Category: Odds and Ends

Off-topic and unclassifiable stuff of interest

Intriguing objects at Possibly Interesting site

Glass cupDo you recognize the glass object in this photo? If not, you may want to check Prey to Oblivion, the March article on my Possibly Interesting web site, which has a bunch of everyday objects that were quite familiar a century ago but are now all but forgotten.

To avoid confusion:

  • This here Commonsense Design is my blog, updated with new brief posts a few times a week.
  • Possibly Interesting is my personal web site, where I post hopefully interesting but longer articles once a month.

I figure I should cross-post a link to the blog when an article of interest comes up on the other site.

User-centered design: a serious lapse

And now, from the murky past, a serious lapse in designing for the intended user…Toddler on Bench

When my son was a toddler, many years ago, he had this habit of going into my den in my absence, climbing onto the lab bench and wreaking havoc (here, I once captured him on film reaching for a hammer).

Well, I had to protect kid and gear, and I had this idea to build an anti-toddler alarm system that would raise an alert if the kid went into the den without an accompanying adult. My design had two infrared beams crossing the door at different heights, and a control box complete with a cackle generator (to issue a sound like an angry hen when the alarm was triggered). When it was finished, I painstakingly built four lens assemblies for the IR beams, rigged them around the door frame, and prepared to have some fun. Cool, huh?…

Yah. The thing lasted for less than a day. As soon as the kid (did I say he’s very smart?) went on the prowl he spied the interesting new things on the door frame, decided they were worth studying, and tore them off the door to facilitate examination. I wasn’t in the mood to devise hardened housings, so that was the end of the project.

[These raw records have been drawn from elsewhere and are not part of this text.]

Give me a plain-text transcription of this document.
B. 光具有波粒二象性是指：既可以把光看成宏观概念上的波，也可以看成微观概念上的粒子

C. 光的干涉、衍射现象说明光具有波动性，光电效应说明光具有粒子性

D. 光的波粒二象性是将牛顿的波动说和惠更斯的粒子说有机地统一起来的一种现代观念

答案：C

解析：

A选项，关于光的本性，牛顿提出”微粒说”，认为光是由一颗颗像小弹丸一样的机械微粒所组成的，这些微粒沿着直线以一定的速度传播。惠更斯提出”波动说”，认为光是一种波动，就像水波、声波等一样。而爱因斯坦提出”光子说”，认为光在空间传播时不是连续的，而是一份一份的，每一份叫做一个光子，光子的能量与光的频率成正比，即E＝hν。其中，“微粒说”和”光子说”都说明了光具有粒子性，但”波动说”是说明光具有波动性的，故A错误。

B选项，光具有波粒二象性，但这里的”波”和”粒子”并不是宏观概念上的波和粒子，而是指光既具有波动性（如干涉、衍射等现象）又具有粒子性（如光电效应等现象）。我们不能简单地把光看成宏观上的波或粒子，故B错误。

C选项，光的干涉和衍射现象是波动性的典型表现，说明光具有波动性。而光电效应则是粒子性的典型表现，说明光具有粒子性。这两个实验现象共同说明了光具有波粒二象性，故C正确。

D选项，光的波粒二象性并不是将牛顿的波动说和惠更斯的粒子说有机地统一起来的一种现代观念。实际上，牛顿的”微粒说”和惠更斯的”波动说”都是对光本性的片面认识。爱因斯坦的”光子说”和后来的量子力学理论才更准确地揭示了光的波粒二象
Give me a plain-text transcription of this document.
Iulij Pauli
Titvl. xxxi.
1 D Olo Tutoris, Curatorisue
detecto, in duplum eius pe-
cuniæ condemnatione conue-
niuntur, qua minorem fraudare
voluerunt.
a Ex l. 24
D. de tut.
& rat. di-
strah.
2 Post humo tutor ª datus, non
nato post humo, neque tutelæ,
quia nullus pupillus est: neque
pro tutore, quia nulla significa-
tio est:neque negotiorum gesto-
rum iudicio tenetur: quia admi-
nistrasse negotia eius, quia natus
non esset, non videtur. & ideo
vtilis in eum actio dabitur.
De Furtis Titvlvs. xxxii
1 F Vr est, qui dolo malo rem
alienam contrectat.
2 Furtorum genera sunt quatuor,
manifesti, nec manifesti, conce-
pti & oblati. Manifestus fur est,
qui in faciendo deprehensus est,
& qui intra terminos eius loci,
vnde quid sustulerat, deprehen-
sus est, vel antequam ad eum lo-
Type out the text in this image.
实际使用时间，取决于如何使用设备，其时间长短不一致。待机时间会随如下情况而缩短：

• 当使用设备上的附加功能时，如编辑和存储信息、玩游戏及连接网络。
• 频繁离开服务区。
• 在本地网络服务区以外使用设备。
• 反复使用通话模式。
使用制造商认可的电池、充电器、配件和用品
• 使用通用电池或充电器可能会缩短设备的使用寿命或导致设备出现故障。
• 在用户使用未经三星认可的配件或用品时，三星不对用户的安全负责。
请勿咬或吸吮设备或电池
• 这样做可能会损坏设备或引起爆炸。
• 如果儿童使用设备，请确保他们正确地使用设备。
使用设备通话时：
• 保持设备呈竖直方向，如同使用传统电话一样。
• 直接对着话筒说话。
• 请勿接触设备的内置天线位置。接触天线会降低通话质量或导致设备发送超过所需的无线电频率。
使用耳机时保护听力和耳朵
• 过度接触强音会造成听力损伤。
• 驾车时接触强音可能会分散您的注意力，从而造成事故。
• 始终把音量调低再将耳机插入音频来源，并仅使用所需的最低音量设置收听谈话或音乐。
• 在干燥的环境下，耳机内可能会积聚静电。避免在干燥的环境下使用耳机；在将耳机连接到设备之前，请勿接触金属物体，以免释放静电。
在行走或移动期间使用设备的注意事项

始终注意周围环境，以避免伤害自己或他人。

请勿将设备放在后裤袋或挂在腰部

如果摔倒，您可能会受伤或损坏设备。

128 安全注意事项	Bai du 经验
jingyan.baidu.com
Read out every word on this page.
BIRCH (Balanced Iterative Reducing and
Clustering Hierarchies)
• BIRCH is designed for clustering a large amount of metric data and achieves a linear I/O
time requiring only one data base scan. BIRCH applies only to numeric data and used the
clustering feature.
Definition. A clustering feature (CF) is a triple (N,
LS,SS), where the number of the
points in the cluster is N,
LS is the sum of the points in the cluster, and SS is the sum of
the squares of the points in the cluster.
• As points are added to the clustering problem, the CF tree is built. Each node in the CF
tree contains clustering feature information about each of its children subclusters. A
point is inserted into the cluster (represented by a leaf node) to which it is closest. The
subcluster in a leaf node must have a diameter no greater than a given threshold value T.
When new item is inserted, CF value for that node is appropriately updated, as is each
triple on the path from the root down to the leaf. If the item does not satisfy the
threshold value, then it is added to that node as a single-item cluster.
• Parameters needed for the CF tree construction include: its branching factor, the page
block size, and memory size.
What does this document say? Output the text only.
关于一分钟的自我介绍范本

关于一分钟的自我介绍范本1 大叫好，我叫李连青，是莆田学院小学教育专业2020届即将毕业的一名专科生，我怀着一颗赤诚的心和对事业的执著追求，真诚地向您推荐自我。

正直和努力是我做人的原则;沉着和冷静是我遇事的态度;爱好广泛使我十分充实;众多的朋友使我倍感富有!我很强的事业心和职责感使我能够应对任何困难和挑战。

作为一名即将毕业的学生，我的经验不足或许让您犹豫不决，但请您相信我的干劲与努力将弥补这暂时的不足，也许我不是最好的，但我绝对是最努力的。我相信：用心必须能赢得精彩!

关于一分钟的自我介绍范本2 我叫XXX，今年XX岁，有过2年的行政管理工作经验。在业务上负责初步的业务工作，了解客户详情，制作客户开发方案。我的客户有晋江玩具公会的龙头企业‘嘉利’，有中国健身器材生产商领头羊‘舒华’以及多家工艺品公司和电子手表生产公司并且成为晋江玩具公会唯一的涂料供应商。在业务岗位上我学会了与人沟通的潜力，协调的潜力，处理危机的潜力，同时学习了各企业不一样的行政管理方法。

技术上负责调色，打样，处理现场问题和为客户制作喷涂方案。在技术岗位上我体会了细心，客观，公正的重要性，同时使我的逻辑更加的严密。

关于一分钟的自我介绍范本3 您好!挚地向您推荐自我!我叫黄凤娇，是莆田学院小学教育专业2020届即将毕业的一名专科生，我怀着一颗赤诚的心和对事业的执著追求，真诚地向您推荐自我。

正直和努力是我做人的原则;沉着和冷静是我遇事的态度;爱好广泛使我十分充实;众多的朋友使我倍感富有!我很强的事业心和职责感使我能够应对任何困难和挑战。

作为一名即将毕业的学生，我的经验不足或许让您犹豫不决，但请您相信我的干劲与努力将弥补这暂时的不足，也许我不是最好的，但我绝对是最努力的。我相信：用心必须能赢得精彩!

We tend to think of User-centered design as making life easy for the user. Evidently, you also have to ensure the system can survive its intended users!

The first post

A new blog… like a newborn baby: you have high hopes for it, but you can’t really imagine what it will turn out like. You just have to nurture it as best you can, then wait and see.

I’m a technologist. I grew up immersed in the wonderful hobby of amateur radio, graduated in applied science, worked all my life in high tech settings. And I’ve always had this fascination with Human Factors Engineering; that is, applying the basic technologies in a way that makes sense from a human perspective, that makes its use by people easy and intuitive and efficient and – inevitably, to my way of thinking – enjoyable. Unfortunately, while I can strive for this goal in my own products at work and at home, I keep running into commercial products that violate it in diverse and bizarre ways, and into trends that make promising technology evolve into a real pain.

I hope to make this blog into a channel where I can share my thoughts – opinionated ones, in many cases, but still relevant, I hope – about improving the design of many everyday products that surround us, and about the less common cases where a really good design makes my day.

I hope you, my readers, will find all this sufficiently interesting to chime in and make this a lively dialog, maybe even one that can make product developers pay attention to our need for more usable products. Welcome to my blog!